Randy Newman is reported to have once said, “I am what rock and roll could have become had it chosen a different path”. If that is true, and it seems reasonable to assume that it is, then Jon Black is what alt-country/Americana could have become had Jeff Tweedy never met Jim O’Rourke. Like Newman, Black has soldiered on in a genre of music that has been abandoned by some of its brightest stars. His perseverance is our reward as he releases Goodbye Golden Age.
His third record, and second on the hardworking Rebuilt label, Goodbye Golden Age is an overwhelming testimony to the fact that there is still territory where Whiskeytown and others left off. Opening with a quiet plucking guitar in “April Showers” and then taking a sharp left into “Mouth of the Moon”, where the guitars and harmonies ring like they came straight from the heart of a Blue Mountain record, Black crafts a beginning-to-end listen that will leave you wanting more. His vocal performance lies somewhere between Ryan Adams and the Autumn Defense’s John Stiratt, but the tone is all his own.
“Run with All You Got” is the tried and true story of a man on the road trying to make a life out of the choices he has made. It is filled with urgency as it contemplates those who run out of time before they reach the finish. “Drove to Knoxville” utilizes a beautiful lap pedal steel guitar introduction to frame the song. The title track is pleasant enough but not as memorable as other tracks where Black elicits the help of fellow southern guitar slinger Cary Hudson. “I Am the Tempted” would not be out of place on a Robbie Fulks record, and once again the lap pedal steel guitar is used to great effect.

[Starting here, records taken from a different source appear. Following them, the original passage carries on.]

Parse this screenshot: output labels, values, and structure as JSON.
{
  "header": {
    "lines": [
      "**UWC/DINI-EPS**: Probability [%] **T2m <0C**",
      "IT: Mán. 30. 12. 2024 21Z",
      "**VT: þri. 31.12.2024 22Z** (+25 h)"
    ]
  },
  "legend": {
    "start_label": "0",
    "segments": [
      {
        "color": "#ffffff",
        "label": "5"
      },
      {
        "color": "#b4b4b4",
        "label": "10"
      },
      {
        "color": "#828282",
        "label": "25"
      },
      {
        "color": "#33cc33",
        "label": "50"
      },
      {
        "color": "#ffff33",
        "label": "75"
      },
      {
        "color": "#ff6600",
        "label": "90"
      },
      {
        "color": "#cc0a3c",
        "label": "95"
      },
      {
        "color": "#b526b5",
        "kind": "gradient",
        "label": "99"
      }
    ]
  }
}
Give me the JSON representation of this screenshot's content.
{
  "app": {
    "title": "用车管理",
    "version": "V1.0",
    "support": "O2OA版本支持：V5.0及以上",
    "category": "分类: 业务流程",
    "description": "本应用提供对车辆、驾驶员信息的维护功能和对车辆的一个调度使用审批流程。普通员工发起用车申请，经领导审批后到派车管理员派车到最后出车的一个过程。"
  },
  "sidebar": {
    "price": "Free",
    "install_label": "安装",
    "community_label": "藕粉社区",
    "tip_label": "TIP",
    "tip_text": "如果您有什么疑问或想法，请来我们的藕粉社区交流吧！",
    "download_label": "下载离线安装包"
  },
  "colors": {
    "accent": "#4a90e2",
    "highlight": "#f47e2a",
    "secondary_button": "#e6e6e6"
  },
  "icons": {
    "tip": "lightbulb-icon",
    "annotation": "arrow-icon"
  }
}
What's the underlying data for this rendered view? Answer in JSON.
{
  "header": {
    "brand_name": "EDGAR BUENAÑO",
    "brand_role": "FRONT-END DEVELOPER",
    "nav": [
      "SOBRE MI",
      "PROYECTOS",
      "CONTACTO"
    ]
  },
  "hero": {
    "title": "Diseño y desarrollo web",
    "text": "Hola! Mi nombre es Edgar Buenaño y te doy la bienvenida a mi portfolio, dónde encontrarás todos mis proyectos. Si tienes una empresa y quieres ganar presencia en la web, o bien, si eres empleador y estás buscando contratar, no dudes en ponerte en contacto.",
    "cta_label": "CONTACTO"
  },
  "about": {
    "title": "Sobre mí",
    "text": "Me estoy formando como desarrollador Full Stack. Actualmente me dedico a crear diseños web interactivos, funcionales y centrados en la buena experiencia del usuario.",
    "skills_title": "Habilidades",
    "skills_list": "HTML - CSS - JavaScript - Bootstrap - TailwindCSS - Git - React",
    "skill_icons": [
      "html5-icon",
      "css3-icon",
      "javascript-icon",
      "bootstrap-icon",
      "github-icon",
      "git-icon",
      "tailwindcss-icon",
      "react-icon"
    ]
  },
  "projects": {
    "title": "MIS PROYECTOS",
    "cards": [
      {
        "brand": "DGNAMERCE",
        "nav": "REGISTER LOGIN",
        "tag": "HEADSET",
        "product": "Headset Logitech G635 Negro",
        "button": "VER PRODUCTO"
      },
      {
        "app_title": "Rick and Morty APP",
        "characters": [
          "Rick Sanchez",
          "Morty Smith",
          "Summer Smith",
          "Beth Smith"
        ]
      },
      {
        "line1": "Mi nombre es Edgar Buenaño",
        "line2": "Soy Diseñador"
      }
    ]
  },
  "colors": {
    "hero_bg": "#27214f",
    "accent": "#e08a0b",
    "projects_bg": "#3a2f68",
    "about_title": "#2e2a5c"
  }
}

“Deliverance” is totally devoid of pig noises (sort of a letdown) but once again fuses the very edge of Americana with a driving rock sound and an intriguing narrative. ”Banks of Jordan” does what Americana and Country have been doing better than any genre for years: fusing the life of a sinner with the brimstone found in gospel. The subject, another of Black’s characters who reaches his end too early, is completely guilty and yet totally redeemable, a trick not easily performed by any songwriter.
Black abandoned corporate America to pursue music full-time six years ago. Since that time he has toured the country, released two records, and established a core of very loyal fans. Lyrically, he may not be breaking new ground but the songs read as authentic. Perhaps his years “working for the man” led the Georgia-born Black to watch those around him more carefully than most of us do. Whatever it is, he is growing into a formidable songwriter with a considerable amount to say and just as much worth listening to. Goodbye Golden Age , despite its resigned title, is proof that the golden age of Americana is alive and well.